Pandas every nth row
There is an even simpler solution to the accepted answer that involves directly invoking df.__getitem__.
df = pd.DataFrame('x', index=range(5), columns=list('abc'))
df
a b c
0 x x x
1 x x x
2 x x x
3 x x x
4 x x x
For example, to get every 2 rows, you can do
df[::2]
a b c
0 x x x
2 x x x
4 x x x
There's also GroupBy.first/GroupBy.head, you group on the index:
df.index // 2
# Int64Index([0, 0, 1, 1, 2], dtype='int64')
df.groupby(df.index // 2).first()
# Alternatively,
# df.groupby(df.index // 2).head(1)
a b c
0 x x x
1 x x x
2 x x x
The index is floor-divved by the stride (2, in this case). If the index is non-numeric, instead do
# df.groupby(np.arange(len(df)) // 2).first()
df.groupby(pd.RangeIndex(len(df)) // 2).first()
a b c
0 x x x
1 x x x
2 x x x
I'd use iloc, which takes a row/column slice, both based on integer position and following normal python syntax. If you want every 5th row:
df.iloc[::5, :]
Adding reset_index() to metastableB's answer allows you to only need to assume that the rows are ordered and consecutive.
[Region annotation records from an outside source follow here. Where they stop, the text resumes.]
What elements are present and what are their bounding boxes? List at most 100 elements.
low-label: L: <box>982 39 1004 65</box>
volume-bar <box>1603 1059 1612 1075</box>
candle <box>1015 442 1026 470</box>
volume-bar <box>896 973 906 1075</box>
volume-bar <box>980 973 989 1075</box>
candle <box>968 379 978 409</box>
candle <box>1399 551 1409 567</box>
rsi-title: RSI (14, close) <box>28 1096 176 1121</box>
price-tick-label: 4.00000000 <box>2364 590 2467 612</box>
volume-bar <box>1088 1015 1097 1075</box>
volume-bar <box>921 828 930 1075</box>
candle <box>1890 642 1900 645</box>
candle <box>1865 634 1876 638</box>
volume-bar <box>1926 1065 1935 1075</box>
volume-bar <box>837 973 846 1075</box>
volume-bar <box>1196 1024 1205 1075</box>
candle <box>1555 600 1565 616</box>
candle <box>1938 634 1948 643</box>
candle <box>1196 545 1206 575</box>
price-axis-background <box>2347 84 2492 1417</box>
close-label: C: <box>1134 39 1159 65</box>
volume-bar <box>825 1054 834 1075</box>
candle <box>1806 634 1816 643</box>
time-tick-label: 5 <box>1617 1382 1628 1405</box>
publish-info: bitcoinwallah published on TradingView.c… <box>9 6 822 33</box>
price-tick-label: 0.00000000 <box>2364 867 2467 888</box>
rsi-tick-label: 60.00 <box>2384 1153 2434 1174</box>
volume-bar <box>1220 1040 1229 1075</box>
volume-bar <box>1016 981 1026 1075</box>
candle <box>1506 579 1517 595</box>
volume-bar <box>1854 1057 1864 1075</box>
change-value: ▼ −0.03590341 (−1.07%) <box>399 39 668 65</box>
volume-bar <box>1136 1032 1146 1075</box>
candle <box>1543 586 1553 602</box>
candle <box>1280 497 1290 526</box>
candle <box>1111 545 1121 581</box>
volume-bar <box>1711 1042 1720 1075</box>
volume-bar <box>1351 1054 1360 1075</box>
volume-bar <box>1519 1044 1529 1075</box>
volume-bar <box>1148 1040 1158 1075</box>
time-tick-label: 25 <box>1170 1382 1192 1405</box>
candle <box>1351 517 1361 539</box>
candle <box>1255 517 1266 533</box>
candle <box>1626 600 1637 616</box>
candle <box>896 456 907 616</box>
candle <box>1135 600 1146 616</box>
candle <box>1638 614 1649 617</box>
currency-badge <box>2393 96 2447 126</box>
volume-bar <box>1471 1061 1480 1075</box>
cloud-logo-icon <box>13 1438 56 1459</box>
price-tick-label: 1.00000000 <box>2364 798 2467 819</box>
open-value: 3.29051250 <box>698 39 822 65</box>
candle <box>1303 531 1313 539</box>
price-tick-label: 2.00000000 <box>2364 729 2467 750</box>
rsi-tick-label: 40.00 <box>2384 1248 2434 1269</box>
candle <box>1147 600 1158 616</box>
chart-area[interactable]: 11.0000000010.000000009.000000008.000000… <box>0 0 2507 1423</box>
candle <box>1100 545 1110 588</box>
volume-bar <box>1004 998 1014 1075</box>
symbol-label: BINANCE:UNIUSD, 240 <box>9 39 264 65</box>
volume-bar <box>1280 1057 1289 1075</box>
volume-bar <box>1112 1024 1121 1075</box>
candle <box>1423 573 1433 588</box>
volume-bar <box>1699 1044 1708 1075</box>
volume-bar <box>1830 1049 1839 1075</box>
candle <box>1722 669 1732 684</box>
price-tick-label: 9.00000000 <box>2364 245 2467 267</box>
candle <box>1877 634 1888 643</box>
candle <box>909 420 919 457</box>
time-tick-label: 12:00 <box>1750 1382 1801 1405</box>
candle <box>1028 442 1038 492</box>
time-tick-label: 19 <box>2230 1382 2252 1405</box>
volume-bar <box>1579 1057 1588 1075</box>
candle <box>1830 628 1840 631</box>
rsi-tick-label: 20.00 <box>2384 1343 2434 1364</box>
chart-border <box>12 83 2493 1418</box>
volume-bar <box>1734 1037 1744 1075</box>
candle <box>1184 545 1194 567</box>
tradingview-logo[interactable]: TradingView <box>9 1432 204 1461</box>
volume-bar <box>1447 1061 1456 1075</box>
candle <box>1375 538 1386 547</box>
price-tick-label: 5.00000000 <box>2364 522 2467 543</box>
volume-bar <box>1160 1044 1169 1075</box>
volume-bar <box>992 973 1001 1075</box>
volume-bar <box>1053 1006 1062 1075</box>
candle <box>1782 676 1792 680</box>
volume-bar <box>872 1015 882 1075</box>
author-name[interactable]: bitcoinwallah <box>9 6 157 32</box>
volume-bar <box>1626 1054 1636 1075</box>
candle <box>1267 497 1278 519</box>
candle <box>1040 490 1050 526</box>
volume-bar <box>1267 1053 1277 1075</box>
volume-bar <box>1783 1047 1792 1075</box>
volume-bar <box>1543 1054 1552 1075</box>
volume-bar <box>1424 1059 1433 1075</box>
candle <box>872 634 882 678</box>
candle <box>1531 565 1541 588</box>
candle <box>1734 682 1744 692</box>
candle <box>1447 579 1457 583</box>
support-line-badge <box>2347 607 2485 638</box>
df1 = df[df.reset_index().index % 3 != 0] # Excludes every 3rd row starting from 0
df2 = df[df.reset_index().index % 3 == 0] # Selects every 3rd row starting from 0
df.reset_index().index will create an index that starts at 0 and increments by 1, allowing you to use the modulo easily.
Though @chrisb's accepted answer does answer the question, I would like to add to it the following.
A simple method I use to get the nth data or drop the nth row is the following:
df1 = df[df.index % 3 != 0] # Excludes every 3rd row starting from 0
df2 = df[df.index % 3 == 0] # Selects every 3rd raw starting from 0
This arithmetic based sampling has the ability to enable even more complex row-selections.
This assumes, of course, that you have an index column of ordered, consecutive, integers starting at 0.